Stefano Accorsi: «Io, Stefano, oltre lo sguardo degli altri»

foto di Silvia Grilli Silvia Grilli — 5 Settembre 2022
Il giorno in cui si ricordò che voleva fare l’attore. Il provino con un grande regista dopo un’estate trascorsa a fare il bagnino. I mesi sul Mississippi a girare il suo primo film. Lo scambio di amore e conoscenza con le donne che ha amato. Gli anni a Parigi in cui si sentiva dimenticato. Il finto bacio sul set con la moglie Bianca, il loro matrimonio e la loro famiglia allargata. L’attore Stefano Accorsi posa per Grazia in Sicilia e racconta le passioni della sua imprevedibile vita, simile a un film in cui tutto può accadere
Stefano Accorsi

Stefano Accorsi e io ci ritroviamo per questa intervista dopo aver scattato a Donnalucata, in Sicilia, le foto che vedete in queste pagine. Quel pomeriggio eravamo disperati, temendo che sarebbe andato tutto storto: tre valigie di abiti scelti per lo shooting non erano arrivate all’aeroporto di Catania e alle sei della sera, quando stavamo per iniziare a fotografare, è venuta giù una pioggia torrenziale. 

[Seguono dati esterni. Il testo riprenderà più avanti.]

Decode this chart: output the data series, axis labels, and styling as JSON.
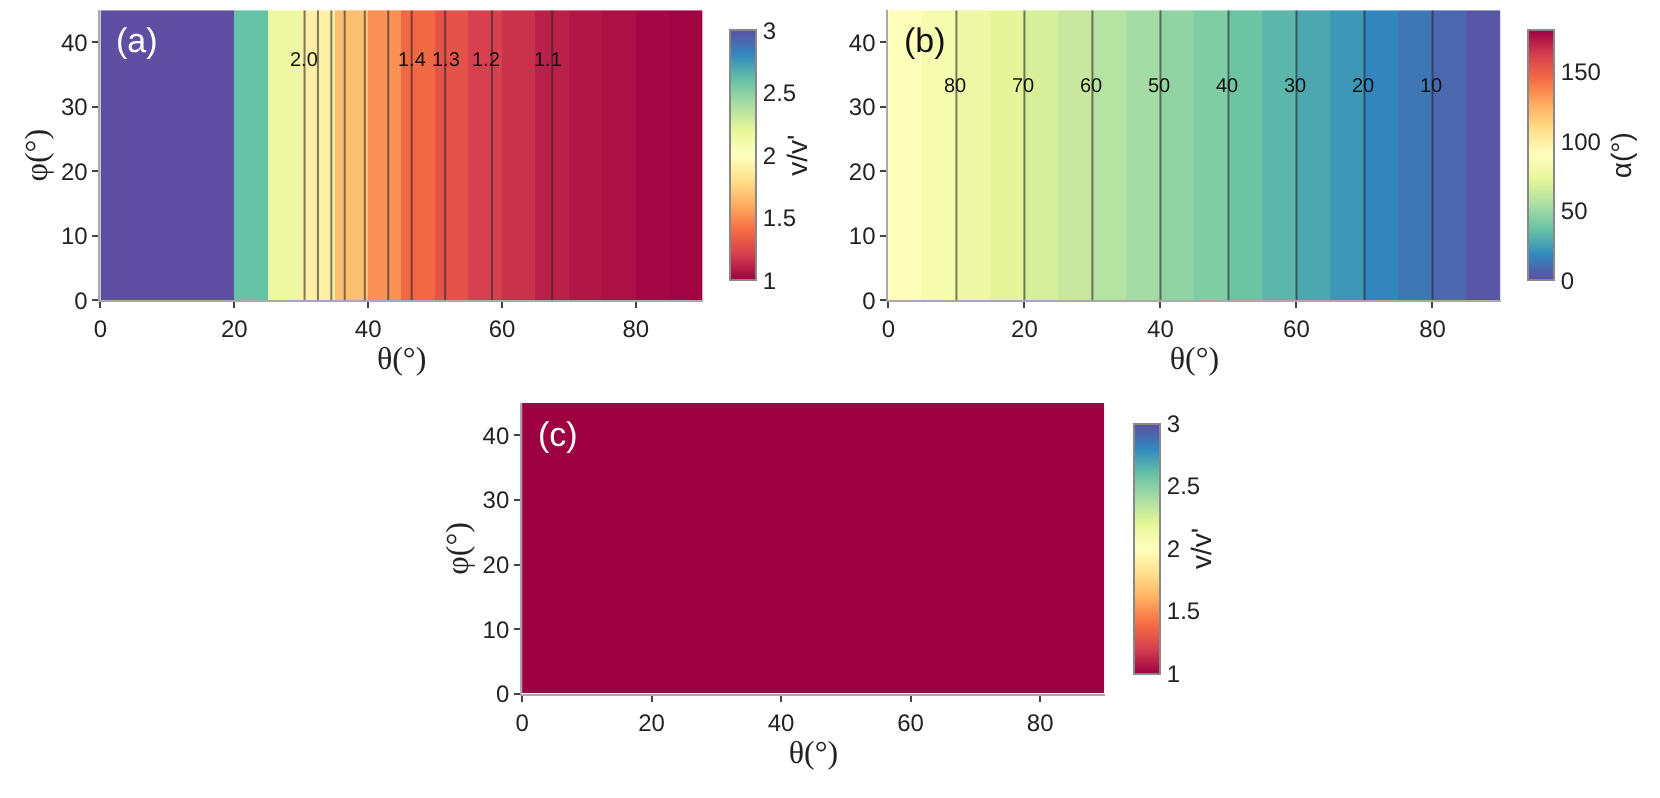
{
  "chart_data": [
    {
      "type": "heatmap",
      "annotations": [
        "(a)",
        {
          "text": "2.0",
          "x": 30.5,
          "y": 37
        },
        {
          "text": "1.4",
          "x": 46.5,
          "y": 37
        },
        {
          "text": "1.3",
          "x": 51.5,
          "y": 37
        },
        {
          "text": "1.2",
          "x": 57.5,
          "y": 37
        },
        {
          "text": "1.1",
          "x": 67,
          "y": 37
        }
      ],
      "xlabel": "θ(°)",
      "ylabel": "φ(°)",
      "clabel": "v/v'",
      "x": [
        2.5,
        7.5,
        12.5,
        17.5,
        22.5,
        27.5,
        32.5,
        37.5,
        42.5,
        47.5,
        52.5,
        57.5,
        62.5,
        67.5,
        72.5,
        77.5,
        82.5,
        87.5
      ],
      "cells": [
        [
          3,
          3,
          3,
          3,
          2.6,
          2.15,
          1.9,
          1.67,
          1.51,
          1.38,
          1.29,
          1.21,
          1.16,
          1.1,
          1.07,
          1.05,
          1.02,
          1.01
        ]
      ],
      "colors": [
        "#9e0142",
        "#d53e4f",
        "#f46d43",
        "#fdae61",
        "#fee08b",
        "#ffffbf",
        "#e6f598",
        "#abdda4",
        "#66c2a5",
        "#3288bd",
        "#5e4fa2"
      ],
      "xlim": [
        0,
        90
      ],
      "xticks": [
        0,
        20,
        40,
        60,
        80
      ],
      "ylim": [
        0,
        45
      ],
      "yticks": [
        0,
        10,
        20,
        30,
        40
      ],
      "clim": [
        1,
        3
      ],
      "cticks": [
        1,
        1.5,
        2,
        2.5,
        3
      ],
      "ref_lines": [
        {
          "axis": "x",
          "value": 30.5
        },
        {
          "axis": "x",
          "value": 32.5
        },
        {
          "axis": "x",
          "value": 34.5
        },
        {
          "axis": "x",
          "value": 36.5
        },
        {
          "axis": "x",
          "value": 39.5
        },
        {
          "axis": "x",
          "value": 43
        },
        {
          "axis": "x",
          "value": 46.5
        },
        {
          "axis": "x",
          "value": 51.5
        },
        {
          "axis": "x",
          "value": 58.5
        },
        {
          "axis": "x",
          "value": 67.5
        }
      ]
    },
    {
      "type": "heatmap",
      "annotations": [
        "(b)",
        {
          "text": "80",
          "x": 10,
          "y": 33
        },
        {
          "text": "70",
          "x": 20,
          "y": 33
        },
        {
          "text": "60",
          "x": 30,
          "y": 33
        },
        {
          "text": "50",
          "x": 40,
          "y": 33
        },
        {
          "text": "40",
          "x": 50,
          "y": 33
        },
        {
          "text": "30",
          "x": 60,
          "y": 33
        },
        {
          "text": "20",
          "x": 70,
          "y": 33
        },
        {
          "text": "10",
          "x": 80,
          "y": 33
        }
      ],
      "xlabel": "θ(°)",
      "clabel": "α(°)",
      "x": [
        2.5,
        7.5,
        12.5,
        17.5,
        22.5,
        27.5,
        32.5,
        37.5,
        42.5,
        47.5,
        52.5,
        57.5,
        62.5,
        67.5,
        72.5,
        77.5,
        82.5,
        87.5
      ],
      "cells": [
        [
          87.5,
          82.5,
          77.5,
          72.5,
          67.5,
          62.5,
          57.5,
          52.5,
          47.5,
          42.5,
          37.5,
          32.5,
          27.5,
          22.5,
          17.5,
          12.5,
          7.5,
          2.5
        ]
      ],
      "colors": [
        "#5e4fa2",
        "#3288bd",
        "#66c2a5",
        "#abdda4",
        "#e6f598",
        "#ffffbf",
        "#fee08b",
        "#fdae61",
        "#f46d43",
        "#d53e4f",
        "#9e0142"
      ],
      "xlim": [
        0,
        90
      ],
      "xticks": [
        0,
        20,
        40,
        60,
        80
      ],
      "ylim": [
        0,
        45
      ],
      "yticks": [
        0,
        10,
        20,
        30,
        40
      ],
      "clim": [
        0,
        180
      ],
      "cticks": [
        0,
        50,
        100,
        150
      ],
      "ref_lines": [
        {
          "axis": "x",
          "value": 10
        },
        {
          "axis": "x",
          "value": 20
        },
        {
          "axis": "x",
          "value": 30
        },
        {
          "axis": "x",
          "value": 40
        },
        {
          "axis": "x",
          "value": 50
        },
        {
          "axis": "x",
          "value": 60
        },
        {
          "axis": "x",
          "value": 70
        },
        {
          "axis": "x",
          "value": 80
        }
      ]
    },
    {
      "type": "heatmap",
      "annotations": [
        "(c)"
      ],
      "xlabel": "θ(°)",
      "ylabel": "φ(°)",
      "clabel": "v/v'",
      "x": [
        2.5,
        7.5,
        12.5,
        17.5,
        22.5,
        27.5,
        32.5,
        37.5,
        42.5,
        47.5,
        52.5,
        57.5,
        62.5,
        67.5,
        72.5,
        77.5,
        82.5,
        87.5
      ],
      "cells": [
        [
          1,
          1,
          1,
          1,
          1,
          1,
          1,
          1,
          1,
          1,
          1,
          1,
          1,
          1,
          1,
          1,
          1,
          1
        ]
      ],
      "colors": [
        "#9e0142",
        "#d53e4f",
        "#f46d43",
        "#fdae61",
        "#fee08b",
        "#ffffbf",
        "#e6f598",
        "#abdda4",
        "#66c2a5",
        "#3288bd",
        "#5e4fa2"
      ],
      "xlim": [
        0,
        90
      ],
      "xticks": [
        0,
        20,
        40,
        60,
        80
      ],
      "ylim": [
        0,
        45
      ],
      "yticks": [
        0,
        10,
        20,
        30,
        40
      ],
      "clim": [
        1,
        3
      ],
      "cticks": [
        1,
        1.5,
        2,
        2.5,
        3
      ]
    }
  ]
}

L’unico giorno piovoso dell’estate siciliana si è abbattuto su di noi. Ma, come accade per le improvvise amicizie d’agosto, l’empatia nata tra la nostra squadra di Grazia e uno degli attori più popolari d’Italia ha creato la magia di queste foto.

Stefano, direttore ospite di questo numero speciale, si è concesso generosamente all’obiettivo del fotografo Leandro Manuel Emede e anche qui, ora, seppure riservato come molti emiliani sanno essere, si rivela come probabilmente non aveva mai fatto prima. 

Stefano Accorsi (5)

Stefano, ricominciamo dall’inizio. Raccontati come se fosse la prima volta che ti presenti al pubblico. 
«Sono nato a Bologna il 2 marzo 1971 da una famiglia semplice. Mio padre, artigiano, aveva una tipografia con suo fratello. Mia madre lavorava nella segreteria di una scuola. Era gente normale, che non aveva nulla a che fare con il mestiere che ho intrapreso. Una famiglia semplice, ma curiosa. Mio padre era un grande appassionato di jazz. E in quegli Anni, i 60 e 70, la vita ti portava al confronto con gli altri, a parlare di vita e di politica». 

Com’eri a scuola? 
«Fino alle medie ho brillato. Poi ho sbagliato liceo. Niente da dire, in realtà: era un ottimo scientifico pubblico. Ma lì è cominciato per me un declino, scolasticamente parlando. La matematica fu una mazzata micidiale. I numeri e l’adolescenza mi hanno spiazzato. Invece di cinque anni, ce ne ho messi sei. Al quinto mi sono ricordato che da piccolo adoravo il cinema. Se mi chiedevano che cosa volessi fare da grande dicevo: “L’attore”». 

Stefano Accorsi (4)

Da bambino che cosa ti aveva colpito nel mestiere dell’attore?
«Per me andare al cinema era un’esperienza di vita. Se mi dicevano “forse”, ma poi non mi portavano, era un dramma. Sono stato fortunato, perché mi sono appassionato alla grande saga di Sergio Leone, dove il mondo non era diviso in modo manicheo con il bene da una parte e il male dall’altra. Erano personaggi con una varia dose di ragione e nello stesso tempo erano grandi fiabe, drammatiche e cruente. Come le favole antiche, i “cunti”, dove i bambini devono avere paura. Non erano state create per rassicurarli che il mondo fosse un posto bello, ma per fare in modo che rispettassero le regole». 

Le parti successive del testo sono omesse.